Another major factor fueling anxiety around AI is the number of organizational changes employees have to navigate today. Gartner research found that in 2016, the average employee experienced just two planned enterprise changes, such as an organizational restructure, culture transformation, or system implementation. In 2022, that number rose to 10, and by 2025, it climbed to 14 concurrent change initiatives per employee, with many organizations reporting overlap rates exceeding 60%.

The skills that enable seasoned employees to find value in AI

Although 30- and 20-year-old employees have more native fluency with AI tools, they don’t yet have the depth of judgment and domain expertise that their more seasoned colleagues have spent decades developing, and it’s these skills that enable people to use AI effectively.

The clearest historical parallel is the introduction of the electronic spreadsheet. Since the workforce started using electronic spreadsheets in the 1980s, accounting clerks lost roughly 400,000 routine jobs, but accountants gained roughly 600,000 higher-judgment ones. The skill floor rose, but the headcount didn’t decrease. The accountants who thrived were those who paired domain expertise with the new tool. The same will be true for those who pair judgement expertise with AI.

Three leadership considerations for reframing AI adoption

  1. Stop diagnosing AI adoption as a generational problem. Instead, focus on creating psychological safety that encourages employees to experiment with AI. Logistic and linear regression analyses show that psychological safety reliably predicts whether employees adopt AI tools but does not predict how often or how long they use AI once adoption has occurred. In other words, psychological safety is the gate, but once employees start using AI, organizations must enable them to continue doing so efficiently in the flow of work.
  2. Frame AI as collective learning, not a skills test. Amy Edmondson’s foundational research on hospital teams found that the same new technology was adopted quickly where leaders framed it as “we are figuring this out together,” and contested where leaders framed it as “go learn this tool.” Of the 500 leaders surveyed by MIT Technology Review Insights in 2025, 83% believe a company culture that prioritizes psychological safety measurably improves the success of AI initiatives, and four in five leaders agree that organizations fostering such safety are more successful at adopting AI.
  3. Name change fatigue out loud.
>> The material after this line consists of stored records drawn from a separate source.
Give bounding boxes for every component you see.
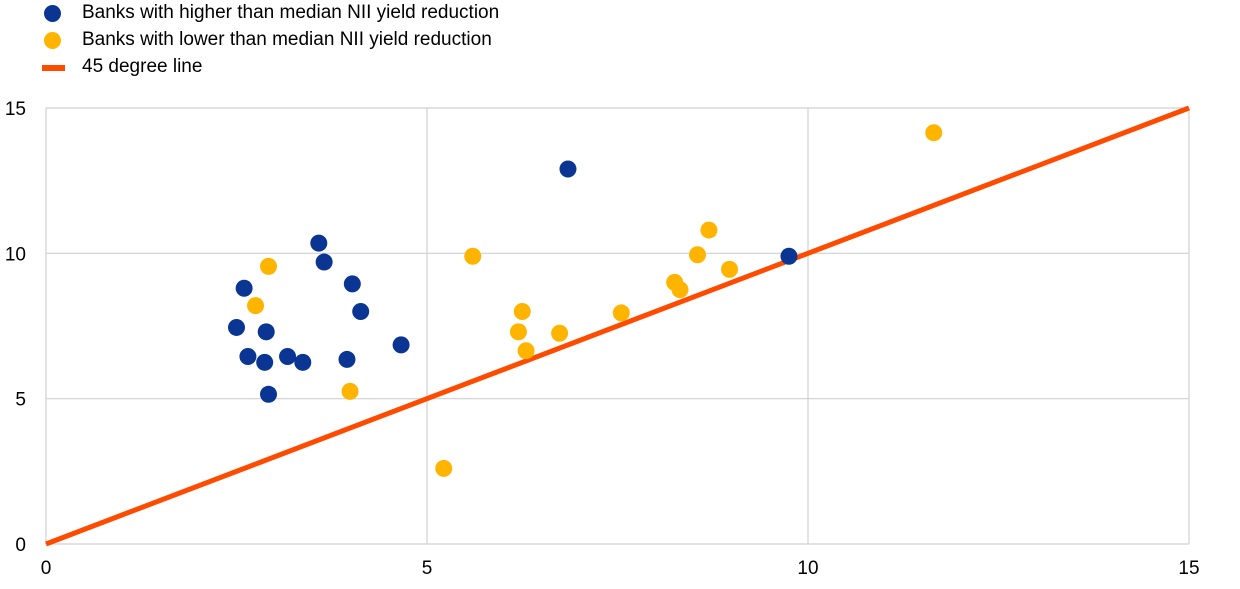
x-tick-label: 0 (41, 558, 52, 579)
x-tick-label: 10 (797, 558, 818, 579)
y-tick-label: 15 (5, 99, 26, 120)
x-axis-ticks: 0 5 10 15 (41, 558, 1200, 579)
legend-label-45-degree-line: 45 degree line (82, 56, 203, 77)
data-point-series-higher[interactable] (559, 160, 577, 178)
y-axis-ticks: 0 5 10 15 (5, 99, 26, 556)
data-point-series-lower[interactable] (517, 342, 535, 360)
data-point-series-higher[interactable] (780, 247, 798, 265)
data-point-series-lower[interactable] (551, 324, 569, 342)
data-points (228, 124, 943, 477)
reference-line-group (45, 105, 1190, 547)
data-point-series-higher[interactable] (256, 353, 274, 371)
data-point-series-lower[interactable] (721, 260, 739, 278)
data-point-series-higher[interactable] (392, 336, 410, 354)
data-point-series-higher[interactable] (239, 348, 257, 366)
data-point-series-higher[interactable] (310, 234, 328, 252)
legend-marker-higher (44, 5, 61, 22)
legend-marker-45-degree-line (42, 65, 65, 71)
data-point-series-lower[interactable] (671, 281, 689, 299)
data-point-series-lower[interactable] (464, 247, 482, 265)
data-point-series-higher[interactable] (352, 302, 370, 320)
data-point-series-lower[interactable] (700, 221, 718, 239)
data-point-series-higher[interactable] (315, 253, 333, 271)
legend-label-lower: Banks with lower than median NII yield r… (82, 29, 492, 50)
data-point-series-lower[interactable] (612, 304, 630, 322)
legend-label-higher: Banks with higher than median NII yield … (82, 2, 500, 23)
data-point-series-lower[interactable] (509, 323, 527, 341)
y-tick-label: 10 (5, 244, 26, 265)
data-point-series-higher[interactable] (338, 350, 356, 368)
y-tick-label: 5 (15, 390, 26, 411)
data-point-series-higher[interactable] (294, 353, 312, 371)
data-point-series-lower[interactable] (925, 124, 943, 142)
y-tick-label: 0 (15, 535, 26, 556)
data-point-series-higher[interactable] (343, 275, 361, 293)
data-point-series-lower[interactable] (435, 459, 453, 477)
data-point-series-lower[interactable] (260, 257, 278, 275)
data-point-series-lower[interactable] (247, 297, 265, 315)
data-point-series-higher[interactable] (260, 385, 278, 403)
grid (45, 107, 1190, 545)
reference-line-45-degree (45, 105, 1190, 547)
data-point-series-lower[interactable] (513, 302, 531, 320)
data-point-series-lower[interactable] (341, 382, 359, 400)
data-point-series-lower[interactable] (689, 246, 707, 264)
data-point-series-higher[interactable] (235, 279, 253, 297)
data-point-series-higher[interactable] (228, 318, 245, 336)
data-point-series-higher[interactable] (279, 348, 297, 366)
data-point-series-higher[interactable] (257, 323, 275, 341)
x-tick-label: 15 (1178, 558, 1199, 579)
legend-marker-lower (44, 32, 61, 49)
x-tick-label: 5 (422, 558, 433, 579)
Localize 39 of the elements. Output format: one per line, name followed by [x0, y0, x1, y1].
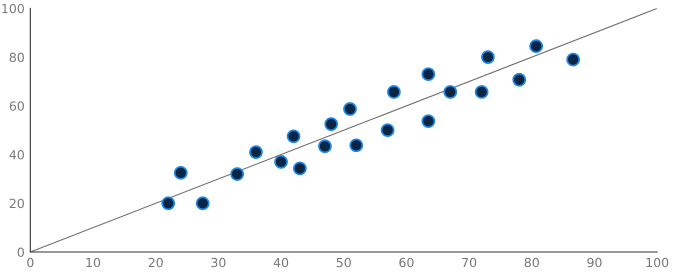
point — [274, 155, 288, 169]
x-tick-label: 70 — [462, 258, 476, 268]
x-tick-label: 20 — [148, 258, 163, 268]
point — [380, 123, 394, 138]
y-tick-label: 0 — [18, 247, 24, 257]
point — [443, 85, 458, 99]
point — [286, 129, 300, 144]
point — [343, 102, 357, 116]
point — [349, 138, 364, 152]
x-tick-label: 30 — [211, 258, 226, 268]
point — [174, 166, 188, 180]
x-tick-label: 40 — [274, 258, 288, 268]
point — [161, 196, 176, 210]
y-tick-label: 20 — [10, 198, 24, 208]
x-tick-label: 80 — [524, 258, 539, 268]
x-tick-label: 100 — [646, 258, 668, 268]
point — [293, 162, 307, 176]
x-tick-label: 0 — [27, 258, 34, 268]
y-tick-label: 40 — [9, 150, 24, 160]
point — [566, 52, 580, 66]
point — [318, 139, 332, 154]
x-tick-label: 10 — [86, 258, 100, 268]
point — [196, 196, 210, 210]
x-tick-label: 90 — [587, 258, 602, 268]
point — [230, 167, 244, 181]
y-tick-label: 80 — [10, 52, 24, 62]
point — [512, 72, 526, 87]
y-tick-label: 60 — [10, 101, 24, 111]
point — [422, 67, 436, 82]
point — [387, 85, 401, 99]
y-tick-label: 100 — [2, 4, 24, 14]
x-tick-label: 60 — [399, 258, 414, 268]
point — [324, 117, 338, 131]
point — [481, 50, 495, 64]
point — [249, 145, 263, 159]
point — [529, 39, 544, 54]
point — [474, 85, 488, 99]
x-tick-label: 50 — [336, 258, 351, 268]
point — [422, 114, 436, 128]
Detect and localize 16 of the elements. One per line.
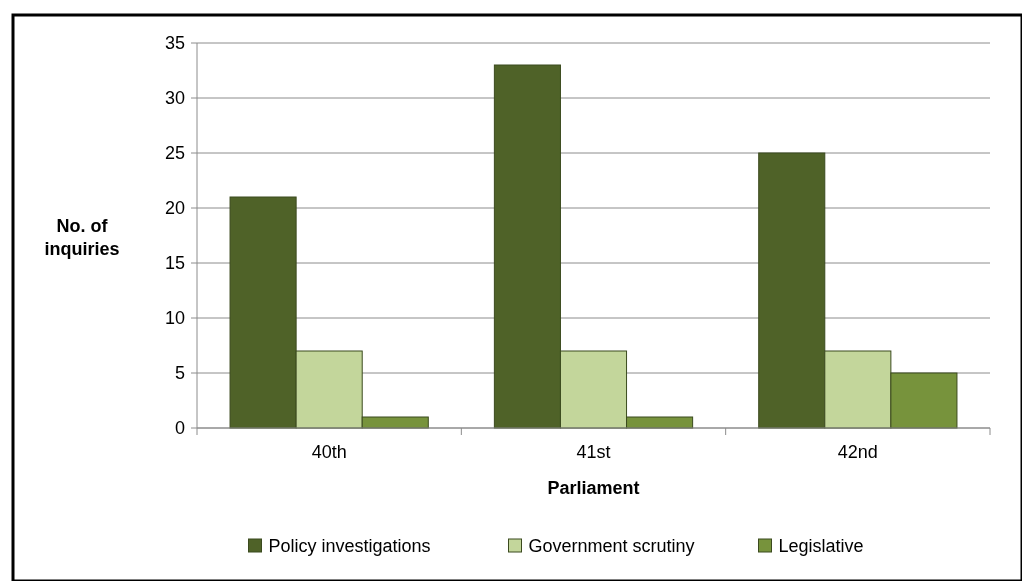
y-tick-label: 10 [164, 308, 185, 329]
x-tick-label: 41st [576, 442, 611, 462]
y-axis-title: No. of inquiries [44, 215, 120, 259]
y-tick-label: 30 [164, 88, 185, 109]
x-axis-title: Parliament [547, 478, 640, 498]
x-tick-label: 42nd [837, 442, 878, 462]
y-tick-label: 20 [164, 198, 185, 219]
legend-label: Policy investigations [268, 536, 431, 556]
legend-label: Government scrutiny [528, 536, 695, 556]
x-tick-label: 40th [311, 442, 347, 462]
y-tick-label: 15 [164, 253, 185, 274]
y-tick-label: 35 [164, 33, 185, 54]
y-tick-label: 25 [164, 143, 185, 164]
legend-label: Legislative [778, 536, 864, 556]
y-tick-label: 0 [174, 418, 185, 439]
y-tick-label: 5 [174, 363, 185, 384]
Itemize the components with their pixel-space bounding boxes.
When managers create a psychologically safe environment for their team, it can have a 46% reduction in change fatigue, according to Gartner research. A simple acknowledgment that AI is the eighth or ninth wave a tenured employee has absorbed during their career is an easy place to start that recognizes both the reality of the moment and the employee’s ability to adapt.

If you’re a seasoned professional reading this and still thinking I don’t know if I have another one in me, take a deep breath. You’ve done this before. Your job may change, but you have the skills and experience to evolve with it.